According to a notice of proposed rulemaking (NPRM) to be issued on 8 November, the FAA is requesting that operators of approximately 770 US-registered Airbus A320-family aircraft perform repetitive inspections (every 5,000 cycles) of the mechanisms, starting earlier than the 10,000 flight cycle threshold set in the August 2009 airworthiness directive (AD).
Both the initial AD and the proposed new AD mirror mandates issued by the European Aviation Safety Agency (EASA), the certification authority for the Airbus aircraft.
"As a result of this one-time inspection campaign, a significant number of rod eye-ends have been found cracked," says the FAA. "In addition, some cracks have been reported on rod eye-ends that had not yet accumulated the 10,000 [flight cycles] of the established threshold."
The FAA notes that a dual servo-control disconnection on the same elevator could result in "an uncontrolled surface, the elevator surface being neither actuated nor damped, which could lead to reduced control of the aeroplane".

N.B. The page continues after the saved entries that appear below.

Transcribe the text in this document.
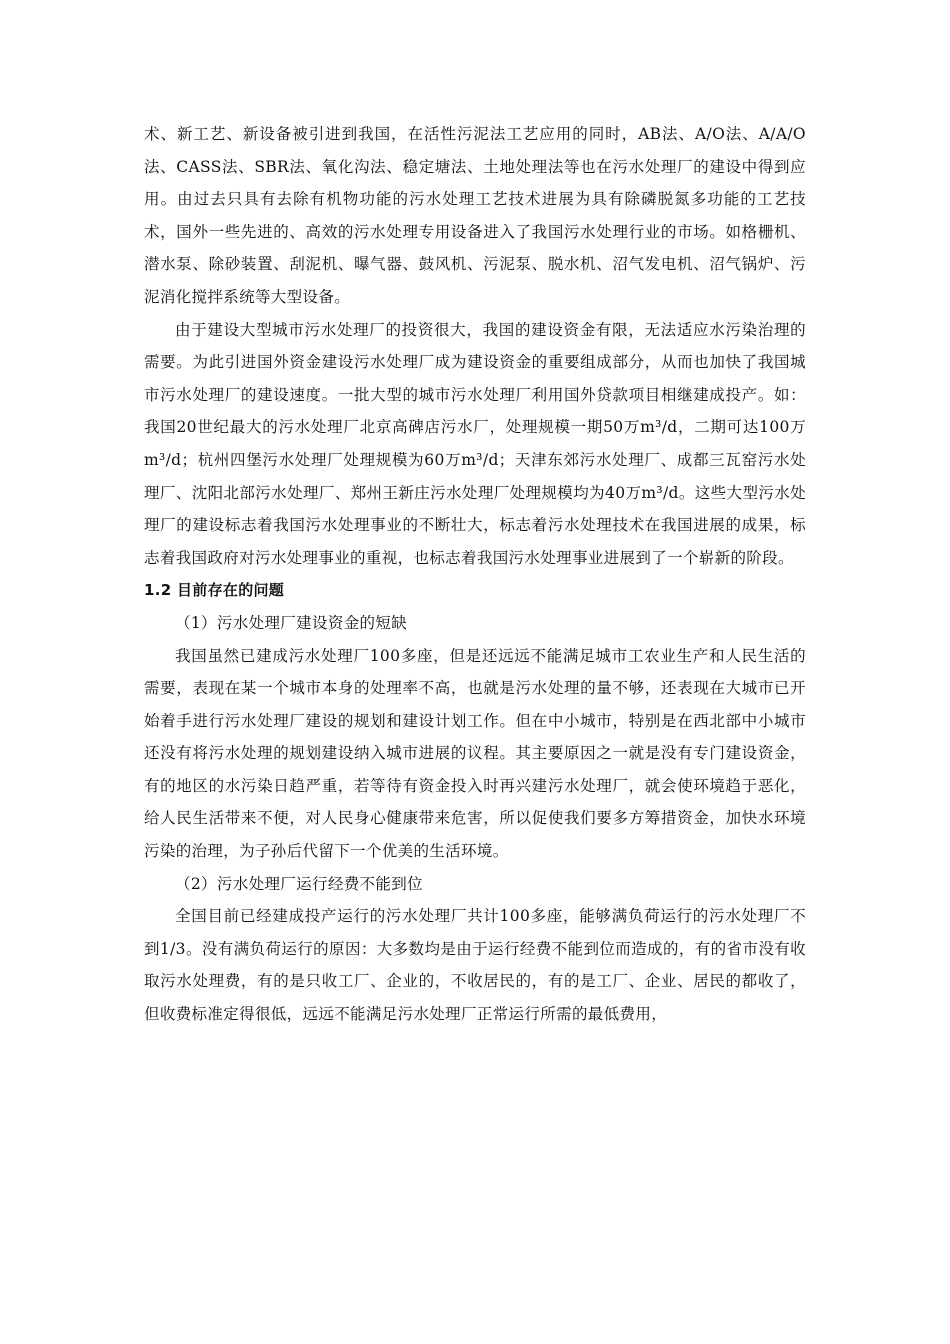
术、新工艺、新设备被引进到我国，在活性污泥法工艺应用的同时，AB法、A/O法、A/A/O法、CASS法、SBR法、氧化沟法、稳定塘法、土地处理法等也在污水处理厂的建设中得到应用。由过去只具有去除有机物功能的污水处理工艺技术进展为具有除磷脱氮多功能的工艺技术，国外一些先进的、高效的污水处理专用设备进入了我国污水处理行业的市场。如格栅机、潜水泵、除砂装置、刮泥机、曝气器、鼓风机、污泥泵、脱水机、沼气发电机、沼气锅炉、污泥消化搅拌系统等大型设备。

由于建设大型城市污水处理厂的投资很大，我国的建设资金有限，无法适应水污染治理的需要。为此引进国外资金建设污水处理厂成为建设资金的重要组成部分，从而也加快了我国城市污水处理厂的建设速度。一批大型的城市污水处理厂利用国外贷款项目相继建成投产。如：我国20世纪最大的污水处理厂北京高碑店污水厂，处理规模一期50万m³/d，二期可达100万m³/d；杭州四堡污水处理厂处理规模为60万m³/d；天津东郊污水处理厂、成都三瓦窑污水处理厂、沈阳北部污水处理厂、郑州王新庄污水处理厂处理规模均为40万m³/d。这些大型污水处理厂的建设标志着我国污水处理事业的不断壮大，标志着污水处理技术在我国进展的成果，标志着我国政府对污水处理事业的重视，也标志着我国污水处理事业进展到了一个崭新的阶段。

1.2 目前存在的问题

（1）污水处理厂建设资金的短缺

我国虽然已建成污水处理厂100多座，但是还远远不能满足城市工农业生产和人民生活的需要，表现在某一个城市本身的处理率不高，也就是污水处理的量不够，还表现在大城市已开始着手进行污水处理厂建设的规划和建设计划工作。但在中小城市，特别是在西北部中小城市还没有将污水处理的规划建设纳入城市进展的议程。其主要原因之一就是没有专门建设资金，有的地区的水污染日趋严重，若等待有资金投入时再兴建污水处理厂，就会使环境趋于恶化，给人民生活带来不便，对人民身心健康带来危害，所以促使我们要多方筹措资金，加快水环境污染的治理，为子孙后代留下一个优美的生活环境。

（2）污水处理厂运行经费不能到位

全国目前已经建成投产运行的污水处理厂共计100多座，能够满负荷运行的污水处理厂不到1/3。没有满负荷运行的原因：大多数均是由于运行经费不能到位而造成的，有的省市没有收取污水处理费，有的是只收工厂、企业的，不收居民的，有的是工厂、企业、居民的都收了，但收费标准定得很低，远远不能满足污水处理厂正常运行所需的最低费用，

The original inspection campaign was prompted by an aircraft on which the elevator servo-control had disconnected. An investigation revealed that the failure occurred at the servo-control rod eye-end, two of which are used to control each side of the A320's elevator.
Inspections on other aircraft "revealed cracking at the location on a number of other servo-control rod eye-ends. In several cases, both actuators of the same elevator surface were affected," says the FAA, who states the root cause of the cracks is not yet known.